А я послежу за супом и за картошкой». И я следил. И мне было очень приятно это делать – следить. За супом и за картошкой следить действительно гораздо приятней, чем, допустим, за Ромой и Никой. И я подумал сначала, что было бы вот так крайне замечательно, если бы мне в моей дальнейшей жизни нужно было следить только за супом и за картошкой, ну или там за жарящейся свининой, или за макаронами, или за кошками и собаками, или за порядком в квартире, или за детьми, но никоим образом не следить за людьми, чтобы они, не дай Бог, ничего не наделали дурного, не побили никого и не убили никого – например, того, кто рядом, или, например, себя. Но так я подумал только поначалу, сразу после того, как присел на подоконник и начал следить за супом и картошкой. А вот по прошествии какого-то времени, долгого ли, короткого ли, не посчитать, на часы не смотрел, к совершенно иным выводам пришел, исключительно противоположным. Почему, подумал, что-то одно должно быть хорошо, а что-то другое плохо? Почему это, интересно, одно должно быть мне приятно, а что-то иное до боли противно и отвратительно? Раз таким образом чувствую и думаю, размышлял я, значит, рассчитываю на нескончаемую, можно сказать, вечную жизнь. Ведь так? Значит, есть время у меня на то, чтобы что-нибудь не любить, и чего-то ненавидеть, и к чему-то относиться с раздражением, страхом, брезгливостью и недоброжелательностью, или в крайнем случае с равнодушием. Но ведь неверно это. Нет у меня на такие чувства и мысли ни времени, ни сил. Ни сил, ни времени. И потому все, что со мной и вокруг меня происходит, я должен, я обязан принимать с радостью, воодушевлением и с решительным настроем извлекать пользу из любой своей эмоции и из любой сложившейся ситуации. Главное – окончательно поверить, что ты не бессмертен. Это очень трудно, как ни парадоксально, очень трудно. Но надо. Тогда все в этой жизни встанет на свои места. Само собой встанет, без дальнейших усилий и трудностей. Так что почему бы мне и не последить за Никой и Ромой. Замечательное занятие. Ей-богу, не вру.

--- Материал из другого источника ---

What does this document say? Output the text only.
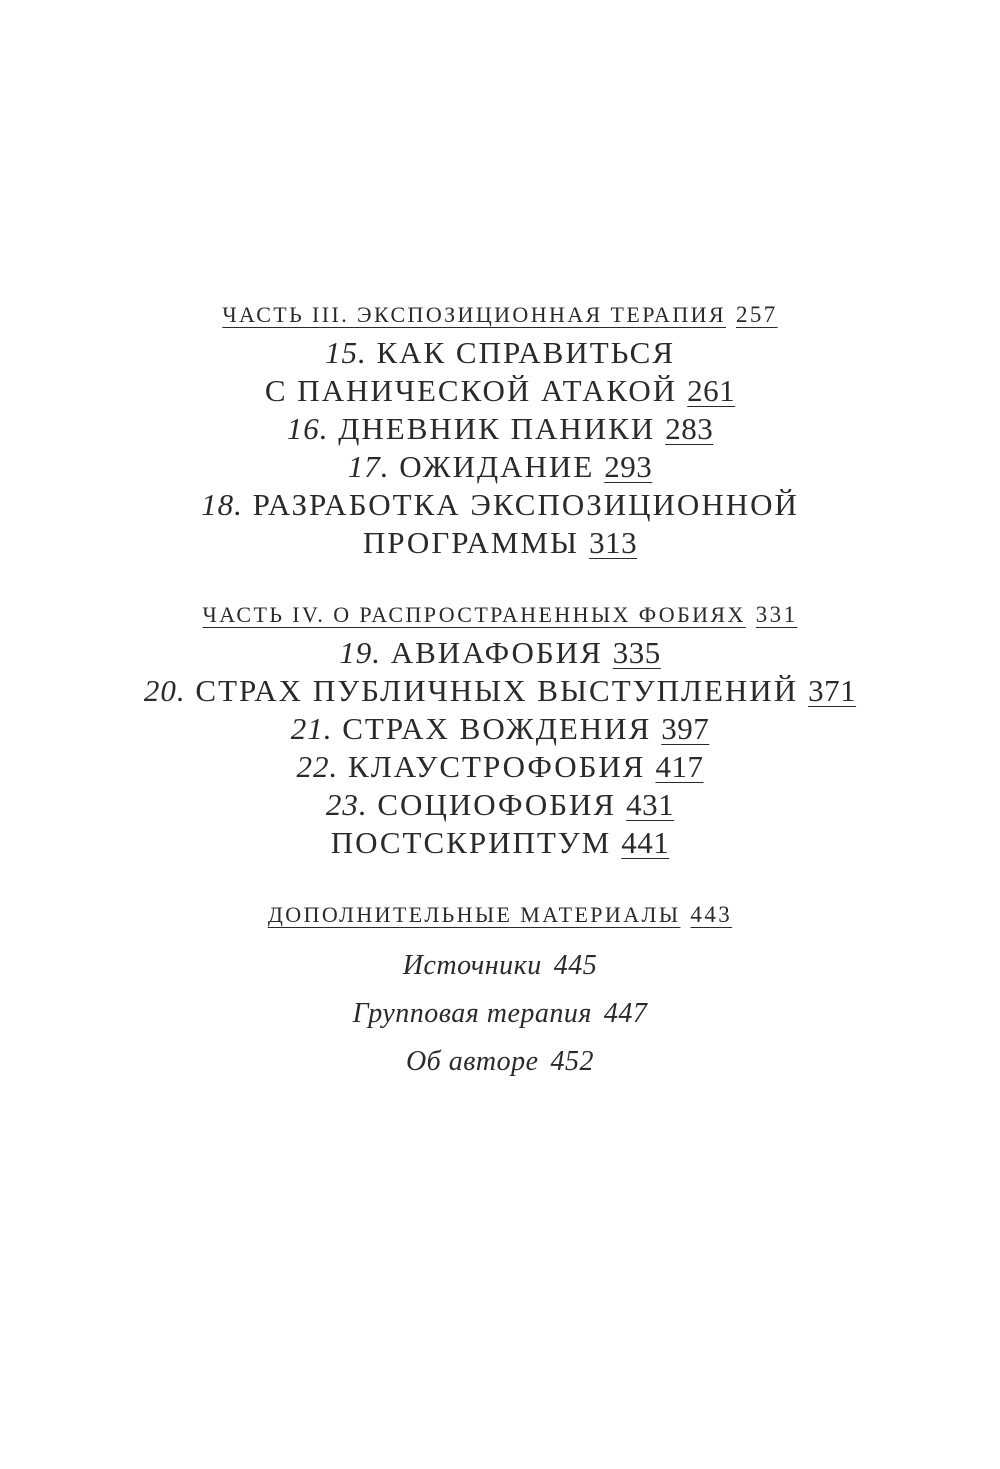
ЧАСТЬ III. ЭКСПОЗИЦИОННАЯ ТЕРАПИЯ 257
15. КАК СПРАВИТЬСЯ
С ПАНИЧЕСКОЙ АТАКОЙ 261
16. ДНЕВНИК ПАНИКИ 283
17. ОЖИДАНИЕ 293
18. РАЗРАБОТКА ЭКСПОЗИЦИОННОЙ
ПРОГРАММЫ 313
ЧАСТЬ IV. О РАСПРОСТРАНЕННЫХ ФОБИЯХ 331
19. АВИАФОБИЯ 335
20. СТРАХ ПУБЛИЧНЫХ ВЫСТУПЛЕНИЙ 371
21. СТРАХ ВОЖДЕНИЯ 397
22. КЛАУСТРОФОБИЯ 417
23. СОЦИОФОБИЯ 431
ПОСТСКРИПТУМ 441
ДОПОЛНИТЕЛЬНЫЕ МАТЕРИАЛЫ 443
Источники 445
Групповая терапия 447
Об авторе 452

Картошка сварилась. И я слил воду. Попробовал суп, и он тоже был готов.
Я выключил плиту и закурил сигарету. Дым показался не незнакомым, горьким и тошнотворным. Я затушил сигарету и, морщась, сплюнул в приоткрытое окно. Странно. Я всегда очень любил сигарету «Кэмел» без фильтра. Во все времена вкус его отличался стойкой медовой сладостью и необычайно мне тем нравился. Но вот сейчас что-то произошло. Что-то незаметное на первый взгляд, но безусловно важное… Я смел надеяться, что организм мой.сейчас подсказал мне (после всех моих размышлений о времени, силе и бессмертии), что курение дело бесполезное, а значит, ненужное, и его надо исключить из своей жизни, чтобы освободить время и силы для чего-то необходимого, а значит, гораздо более значительного, Я смел надеяться.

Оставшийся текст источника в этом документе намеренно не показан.